There are a lot of other materials you can use for winter protection - anything from evergreen branches to washed seaweed, from woodchips to carpet, from burlap to moss, from garden fodder to grass. Materials likely to be blown away must be anchored with wire netting or retained in collars. Beware of plastic, which holds heat from the winter sun, and water from snow melt. Sophisticated rosarians may use specially made poly-foam sheeting to insulate whole rectangular rose-beds, but it is a special drill, hard to locate, an expensive capital outlay, and a problem to store. Some have substituted tarp instead. It is also dicey as to when to remove it in spring because roses come into leaf under it before the last killing frosts are gone.

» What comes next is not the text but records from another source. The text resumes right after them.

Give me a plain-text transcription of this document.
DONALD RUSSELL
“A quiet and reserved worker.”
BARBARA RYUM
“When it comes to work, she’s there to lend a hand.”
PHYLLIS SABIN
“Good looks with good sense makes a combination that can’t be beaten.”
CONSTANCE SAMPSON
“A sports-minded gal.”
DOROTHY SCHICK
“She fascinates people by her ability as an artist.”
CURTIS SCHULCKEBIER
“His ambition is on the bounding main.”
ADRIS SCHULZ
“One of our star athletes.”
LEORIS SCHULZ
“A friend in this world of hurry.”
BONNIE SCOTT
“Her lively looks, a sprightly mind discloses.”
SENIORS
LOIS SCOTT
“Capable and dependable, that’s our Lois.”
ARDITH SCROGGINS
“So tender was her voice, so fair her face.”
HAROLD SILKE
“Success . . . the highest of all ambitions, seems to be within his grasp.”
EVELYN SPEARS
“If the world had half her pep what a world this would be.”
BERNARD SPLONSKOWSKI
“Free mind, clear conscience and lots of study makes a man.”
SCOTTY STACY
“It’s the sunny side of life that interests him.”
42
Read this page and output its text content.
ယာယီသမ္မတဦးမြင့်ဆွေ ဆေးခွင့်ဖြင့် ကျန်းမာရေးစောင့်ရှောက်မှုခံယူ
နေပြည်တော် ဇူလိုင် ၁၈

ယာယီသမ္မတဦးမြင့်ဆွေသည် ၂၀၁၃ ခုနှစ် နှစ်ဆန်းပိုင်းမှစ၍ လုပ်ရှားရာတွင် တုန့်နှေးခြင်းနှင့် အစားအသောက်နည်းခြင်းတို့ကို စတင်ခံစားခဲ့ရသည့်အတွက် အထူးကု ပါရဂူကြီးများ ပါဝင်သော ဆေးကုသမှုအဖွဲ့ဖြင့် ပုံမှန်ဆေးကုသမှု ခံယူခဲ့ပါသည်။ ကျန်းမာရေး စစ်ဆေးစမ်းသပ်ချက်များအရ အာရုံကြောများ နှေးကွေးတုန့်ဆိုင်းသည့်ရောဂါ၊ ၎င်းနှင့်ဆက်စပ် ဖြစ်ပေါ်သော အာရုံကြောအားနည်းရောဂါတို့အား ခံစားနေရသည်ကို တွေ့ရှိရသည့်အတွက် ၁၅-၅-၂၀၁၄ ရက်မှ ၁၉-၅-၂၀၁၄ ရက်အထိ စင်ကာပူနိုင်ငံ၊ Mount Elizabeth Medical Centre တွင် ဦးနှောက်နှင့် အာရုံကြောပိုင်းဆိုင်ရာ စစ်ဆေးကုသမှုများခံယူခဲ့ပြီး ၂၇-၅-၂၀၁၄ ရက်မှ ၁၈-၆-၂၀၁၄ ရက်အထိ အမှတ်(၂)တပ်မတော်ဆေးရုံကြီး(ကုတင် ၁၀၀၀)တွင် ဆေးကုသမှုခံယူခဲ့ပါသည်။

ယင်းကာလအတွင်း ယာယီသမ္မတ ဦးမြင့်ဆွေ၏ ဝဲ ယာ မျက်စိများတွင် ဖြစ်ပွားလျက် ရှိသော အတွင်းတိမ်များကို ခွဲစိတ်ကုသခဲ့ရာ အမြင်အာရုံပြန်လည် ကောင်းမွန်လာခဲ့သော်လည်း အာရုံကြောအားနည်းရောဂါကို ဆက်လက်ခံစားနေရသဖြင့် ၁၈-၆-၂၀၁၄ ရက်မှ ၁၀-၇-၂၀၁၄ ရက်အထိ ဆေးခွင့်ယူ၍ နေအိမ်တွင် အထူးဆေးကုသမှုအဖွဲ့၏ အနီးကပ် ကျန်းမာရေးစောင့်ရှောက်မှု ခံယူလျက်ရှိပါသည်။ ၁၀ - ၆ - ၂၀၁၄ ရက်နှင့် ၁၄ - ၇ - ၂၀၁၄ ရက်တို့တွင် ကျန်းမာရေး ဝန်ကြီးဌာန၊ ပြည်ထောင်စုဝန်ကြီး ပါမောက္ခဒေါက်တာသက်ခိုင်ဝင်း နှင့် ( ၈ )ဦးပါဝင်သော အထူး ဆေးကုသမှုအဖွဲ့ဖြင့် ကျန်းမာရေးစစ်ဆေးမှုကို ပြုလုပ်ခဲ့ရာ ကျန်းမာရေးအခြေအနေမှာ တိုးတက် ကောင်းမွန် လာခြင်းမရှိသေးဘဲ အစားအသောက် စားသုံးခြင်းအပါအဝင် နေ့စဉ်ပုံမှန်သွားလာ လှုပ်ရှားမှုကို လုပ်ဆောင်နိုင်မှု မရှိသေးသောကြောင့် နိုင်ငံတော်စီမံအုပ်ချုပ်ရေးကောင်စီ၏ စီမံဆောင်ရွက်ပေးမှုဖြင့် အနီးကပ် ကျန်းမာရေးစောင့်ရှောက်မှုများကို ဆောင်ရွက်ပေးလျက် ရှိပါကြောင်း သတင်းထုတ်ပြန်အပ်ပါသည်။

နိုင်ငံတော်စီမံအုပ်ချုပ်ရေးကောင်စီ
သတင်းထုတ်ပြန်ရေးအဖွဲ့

It goes without saying that the best winter insulation is deep snow. Trouble is that its presence is unpredictable. None may fall on the Pacific coast or on the tundra or desert (Palliser Triangle), or what falls may disappear with the next Chinook, or may be on-again off-again with monthly thaws as air masses alternate between Alaskan and Caribbean outflows. Even high average snowfall cannot be relied on to be continuous. So the best insurance is covering. It's just part of the Canadian condition - like overcoats and ski jackets.

If you have standard (tree-form) roses, or container roses, leaf-fall is the time to bury them. I prefer to take no chances and bury them sideways in a well-drained spot at least a foot (30 cm) deep until the trees come into leaf again.

If you rebel at the idea of grooming and protecting roses and doing all that labour in the autumn chill, then get hardy roses - the Canadian Explorer Series or the Parkland Series, or the hardy roses developed by the early Prairie hybridizers. Some antique roses are also eligible - mainly the oldest gallicas, damasks, albas, and centifolias. These roses and our wild roses can take care of themselves very nicely without any pampering to survive our Canadian winters. And most of them are hung with cheerfully coloured hips that can be floodlit to chase away long winter nights.